Abstract

We explored the responses of monogamous house sparrow parents to deviations in their mates' contributions to nestling provisioning. Following 1-2 days of baseline measurement of parental food delivery rates, we applied small lead fishing weights to the tail feathers of either male or female parents. Weighting had much greater immediate impact on male parental care than on female care, but the handicapping had little long-term effect on either male or female provisioning behavior.
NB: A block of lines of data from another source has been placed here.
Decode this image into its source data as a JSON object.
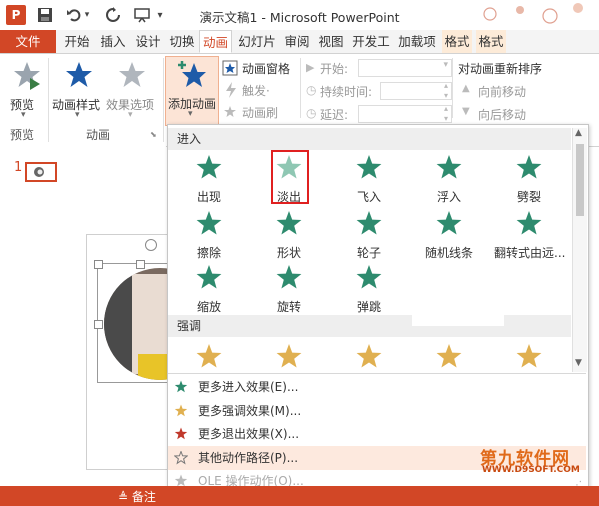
{
  "window": {
    "title": "演示文稿1 - Microsoft PowerPoint"
  },
  "tabs": {
    "file": "文件",
    "home": "开始",
    "insert": "插入",
    "design": "设计",
    "transitions": "切换",
    "animations": "动画",
    "slideshow": "幻灯片",
    "review": "审阅",
    "view": "视图",
    "developer": "开发工",
    "addins": "加载项",
    "format1": "格式",
    "format2": "格式"
  },
  "ribbon": {
    "preview": "预览",
    "preview_group": "预览",
    "anim_styles": "动画样式",
    "effect_options": "效果选项",
    "anim_group": "动画",
    "add_anim": "添加动画",
    "anim_pane": "动画窗格",
    "trigger": "触发·",
    "anim_painter": "动画刷",
    "start": "开始:",
    "duration": "持续时间:",
    "delay": "延迟:",
    "reorder": "对动画重新排序",
    "move_earlier": "向前移动",
    "move_later": "向后移动"
  },
  "slides": {
    "number": "1"
  },
  "dropdown": {
    "entrance_header": "进入",
    "entrance": [
      {
        "label": "出现",
        "icon": "appear-star-icon"
      },
      {
        "label": "淡出",
        "icon": "fade-star-icon"
      },
      {
        "label": "飞入",
        "icon": "fly-in-star-icon"
      },
      {
        "label": "浮入",
        "icon": "float-in-star-icon"
      },
      {
        "label": "劈裂",
        "icon": "split-star-icon"
      },
      {
        "label": "擦除",
        "icon": "wipe-star-icon"
      },
      {
        "label": "形状",
        "icon": "shape-star-icon"
      },
      {
        "label": "轮子",
        "icon": "wheel-star-icon"
      },
      {
        "label": "随机线条",
        "icon": "random-bars-star-icon"
      },
      {
        "label": "翻转式由远...",
        "icon": "grow-turn-star-icon"
      },
      {
        "label": "缩放",
        "icon": "zoom-star-icon"
      },
      {
        "label": "旋转",
        "icon": "swivel-star-icon"
      },
      {
        "label": "弹跳",
        "icon": "bounce-star-icon"
      }
    ],
    "emphasis_header": "强调",
    "menu": [
      {
        "label": "更多进入效果(E)...",
        "color": "#2e8b6e"
      },
      {
        "label": "更多强调效果(M)...",
        "color": "#e0b050"
      },
      {
        "label": "更多退出效果(X)...",
        "color": "#c0392b"
      },
      {
        "label": "其他动作路径(P)...",
        "color": "#777777"
      },
      {
        "label": "OLE 操作动作(O)...",
        "color": "#bbbbbb"
      }
    ]
  },
  "statusbar": {
    "notes": "备注"
  },
  "watermark": {
    "name": "第九软件网",
    "url": "WWW.D9SOFT.COM"
  },
  "colors": {
    "accent": "#d24726",
    "entrance": "#2e8b6e",
    "emphasis": "#e0b050",
    "ribbon_star": "#8f9aa6"
  }
}
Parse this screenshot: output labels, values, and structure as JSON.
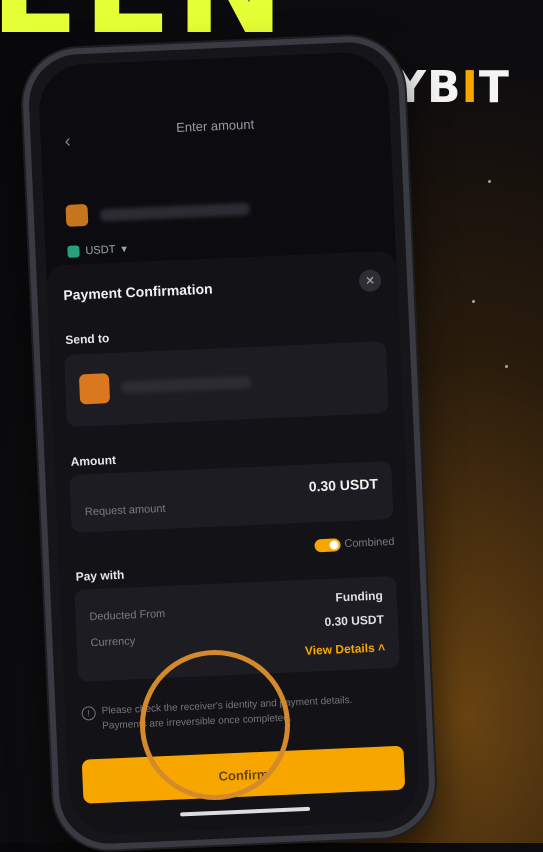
{
  "headline": "EEN",
  "brand": {
    "prefix": "BYB",
    "bar": "I",
    "suffix": "T"
  },
  "screen": {
    "title": "Enter amount",
    "currency": "USDT",
    "sheet": {
      "title": "Payment Confirmation",
      "send_to_label": "Send to",
      "amount_label": "Amount",
      "amount_value": "0.30 USDT",
      "request_label": "Request amount",
      "pay_with_label": "Pay with",
      "combined_label": "Combined",
      "deducted_label": "Deducted From",
      "funding_value": "Funding",
      "currency_label": "Currency",
      "deducted_amount": "0.30 USDT",
      "view_details": "View Details",
      "warning": "Please check the receiver's identity and payment details. Payments are irreversible once completed.",
      "confirm_label": "Confirm"
    }
  },
  "colors": {
    "accent": "#f7a600",
    "headline": "#e4ff35"
  }
}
When parental performance of handicapped males was most impaired, their mates did not show significant increases in parental care as compensation, nor did females mated to handicapped males reduce their provisioning as their mates recovered from weighting. Similarly, males mated to handicapped females did not respond to their partners' recovery with declines in their own efforts; paradoxically, these males showed a sustained elevation of provisioning throughout the post-treatment interval, despite no significant reduction in provisioning by weighted females. The apparent insensitivity of both males and females to changes in their mates' parental behavior, and the ineffectiveness of current partner behavior at predicting an individual's provisioning effort, fail to conform to assumptions of biparental care models that require facultative responses to partner deviations in effort. Instead, the remarkable consistency of each individual's behavior supports the notion of “sealed bids” and suggests that variation in nestling provisioning is largely attributable to factors that are independent of the mate's current behavior, such as differences in individual quality.